Affiliation:
1. Shanghai Key Laboratory of Green Chemistry and Chemical Processes School of Chemistry and Molecular Engineering East China Normal University North Zhongshan Rd. 3663 Shanghai 200062 China
2. School of Physical Science and Technology & Shanghai Key Laboratory of High-resolution Electron Microscopy ShanghaiTech University Shanghai 201210 China
3. State Key Laboratory of Petroleum Molecular and Process Engineering SKLPMPE Sinopec Research Institute of Petroleum Processing Co., LTD. Beijing 100083 China
4. East China Normal University Shanghai 200062 China
5. Institute of Eco-Chongming Shanghai 202162 China
Abstract
AbstractA multidimensional extra‐large pore zeolite with highly hydrothermal stability, denoted as −IRT−HS, has been developed successfully, starting from Ge‐rich germanosilicate precursor hydrothermally directed by a small and commercially available piperidinium‐type organic structure‐directing agent (OSDA). −IRT−HS, with the supermicropores, is structurally analogues to 28‐membered ring −IRT topology as confirmed by various spectroscopic techniques.

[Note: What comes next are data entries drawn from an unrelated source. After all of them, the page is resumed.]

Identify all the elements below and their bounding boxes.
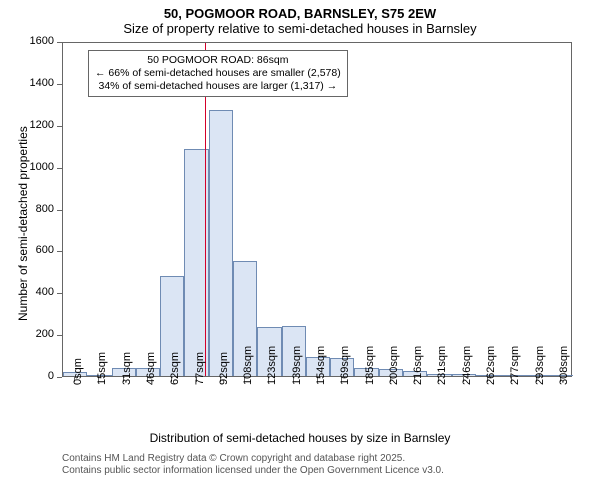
annotation-line1: 50 POGMOOR ROAD: 86sqm <box>95 54 341 67</box>
y-tick <box>57 335 62 336</box>
y-tick <box>57 126 62 127</box>
y-tick <box>57 251 62 252</box>
y-tick-label: 400 <box>22 286 54 298</box>
y-tick-label: 1600 <box>22 35 54 47</box>
annotation-box: 50 POGMOOR ROAD: 86sqm← 66% of semi-deta… <box>88 50 348 97</box>
y-tick-label: 800 <box>22 203 54 215</box>
title-line2: Size of property relative to semi-detach… <box>0 21 600 36</box>
y-tick-label: 600 <box>22 244 54 256</box>
y-tick <box>57 168 62 169</box>
footer-attribution: Contains HM Land Registry data © Crown c… <box>62 453 444 477</box>
y-tick <box>57 84 62 85</box>
y-tick <box>57 42 62 43</box>
y-tick-label: 1400 <box>22 77 54 89</box>
y-tick-label: 1200 <box>22 119 54 131</box>
footer-line1: Contains HM Land Registry data © Crown c… <box>62 453 444 465</box>
title-line1: 50, POGMOOR ROAD, BARNSLEY, S75 2EW <box>0 6 600 21</box>
annotation-line2: ← 66% of semi-detached houses are smalle… <box>95 67 341 80</box>
y-tick-label: 200 <box>22 328 54 340</box>
y-tick <box>57 377 62 378</box>
y-tick-label: 1000 <box>22 161 54 173</box>
histogram-bar <box>209 110 233 376</box>
y-tick-label: 0 <box>22 370 54 382</box>
footer-line2: Contains public sector information licen… <box>62 465 444 477</box>
y-tick <box>57 293 62 294</box>
x-axis-label: Distribution of semi-detached houses by … <box>0 431 600 445</box>
annotation-line3: 34% of semi-detached houses are larger (… <box>95 80 341 93</box>
y-tick <box>57 210 62 211</box>
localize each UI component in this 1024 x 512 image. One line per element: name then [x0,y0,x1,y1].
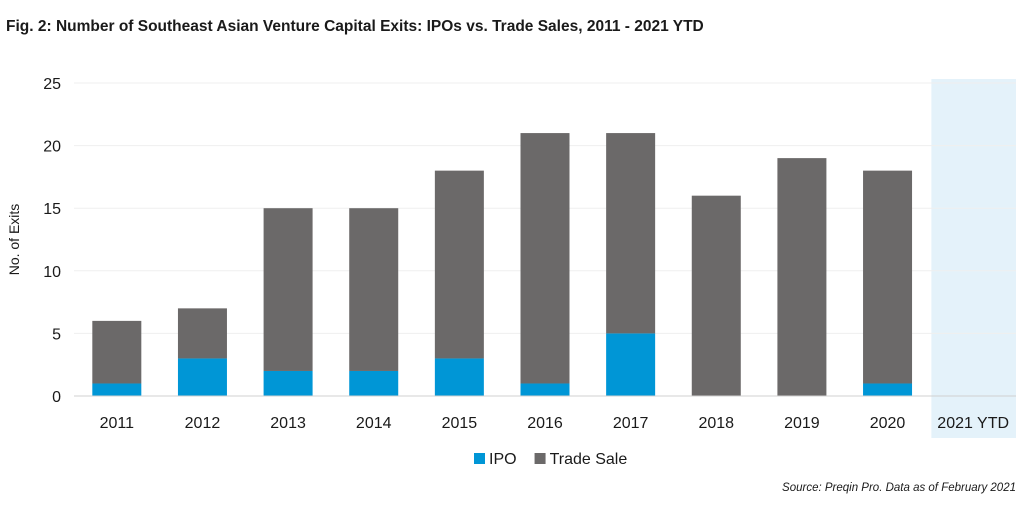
legend-swatch-ipo [474,453,485,464]
x-tick-label: 2020 [870,415,906,432]
x-tick-label: 2021 YTD [937,415,1009,432]
x-tick-label: 2016 [527,415,563,432]
bar-ipo-2017 [606,333,656,396]
legend-label-trade-sale: Trade Sale [550,451,628,468]
bar-trade-sale-2019 [777,158,827,396]
ytd-highlight-band [931,79,1016,438]
y-tick-label: 15 [43,201,61,218]
bar-ipo-2020 [863,383,913,396]
y-tick-label: 0 [52,389,61,406]
x-tick-label: 2018 [698,415,734,432]
bar-ipo-2011 [92,383,142,396]
legend: IPO Trade Sale [474,451,627,468]
legend-label-ipo: IPO [489,451,517,468]
x-tick-label: 2015 [442,415,478,432]
bar-trade-sale-2017 [606,133,656,334]
x-tick-label: 2019 [784,415,820,432]
bar-ipo-2016 [520,383,570,396]
bar-trade-sale-2018 [691,195,741,396]
x-tick-label: 2013 [270,415,306,432]
y-tick-label: 25 [43,76,61,93]
bars [92,133,913,396]
bar-ipo-2013 [263,370,313,396]
bar-ipo-2015 [434,358,484,396]
bar-trade-sale-2013 [263,208,313,371]
x-tick-label: 2014 [356,415,392,432]
y-tick-label: 10 [43,264,61,281]
y-axis-ticks: 0 5 10 15 20 25 [43,76,61,406]
bar-trade-sale-2012 [177,308,227,359]
bar-trade-sale-2015 [434,170,484,359]
bar-trade-sale-2016 [520,133,570,384]
x-tick-label: 2011 [100,415,135,432]
bar-trade-sale-2011 [92,320,142,384]
bar-ipo-2014 [349,370,399,396]
y-axis-title: No. of Exits [6,204,22,276]
bar-ipo-2012 [177,358,227,396]
legend-swatch-trade-sale [534,453,546,464]
bar-trade-sale-2020 [863,170,913,384]
bar-trade-sale-2014 [349,208,399,371]
y-tick-label: 20 [43,139,61,156]
y-tick-label: 5 [52,326,61,343]
x-tick-label: 2012 [185,415,221,432]
source-note: Source: Preqin Pro. Data as of February … [782,482,1016,494]
x-axis-ticks: 2011 2012 2013 2014 2015 2016 2017 2018 2019 2020… [100,415,1009,432]
x-tick-label: 2017 [613,415,649,432]
chart-title: Fig. 2: Number of Southeast Asian Ventur… [6,18,704,35]
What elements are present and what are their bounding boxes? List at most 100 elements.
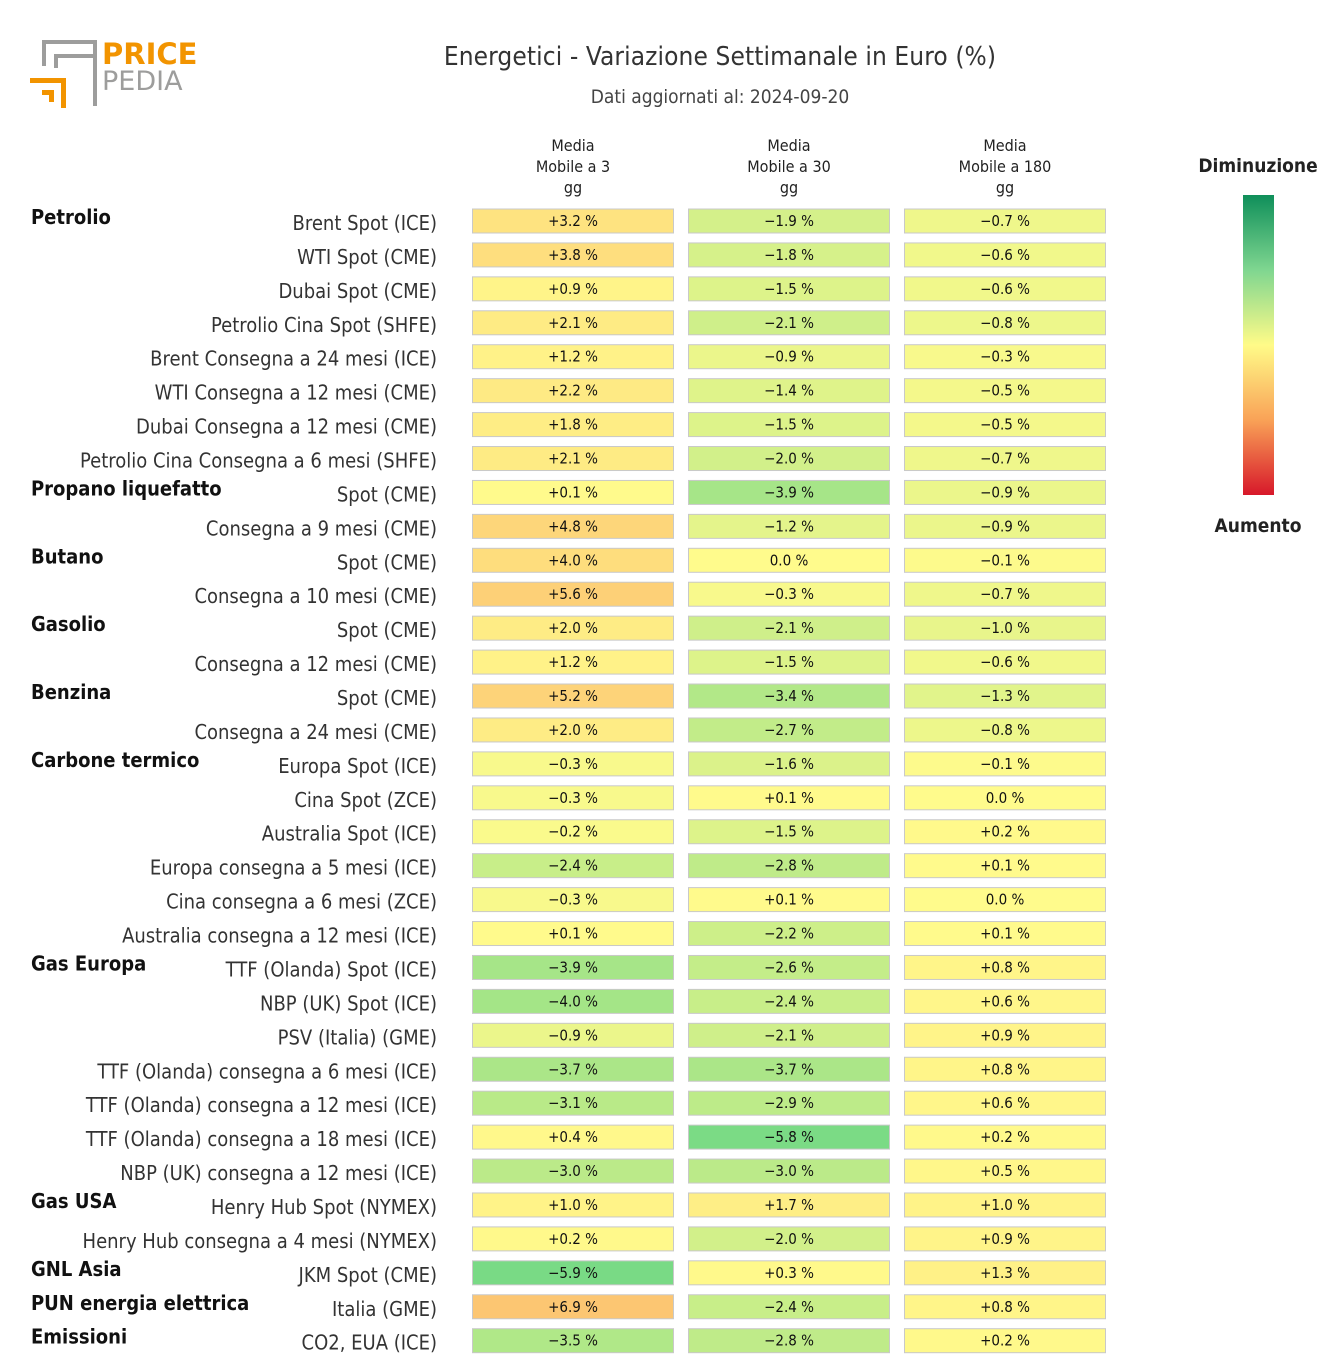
row-label: Australia Spot (ICE) xyxy=(262,822,437,846)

And it is the high‐silica (Si/Ge=58) zeolite with the largest pore size as well. Notably, using acid‐washed as‐made Ge‐rich −IRT precursor as the silicon source is crucial to restore partially collapsed structure into a stable framework by OSDA‐assisted recrystallization. The calcined −IRT−HS maintains a high crystallinity, even when stored in a humid environment for extended periods or directly exposed to water. Additionally, high silica Al‐containing analogue is also readily synthesized, serving as an active solid‐acid catalyst in 1,3,5‐triisopropylbenzene cracking reaction, yielding an impressive initial conversion up to 76.1 % much higher than conventional large‐pore Beta zeolite (30.4 %). This work will pave the way for the designed synthesis of targeted high‐silica zeolites with stable and extra‐large pore frameworks, mimicking the structures of existing Ge‐rich counterparts.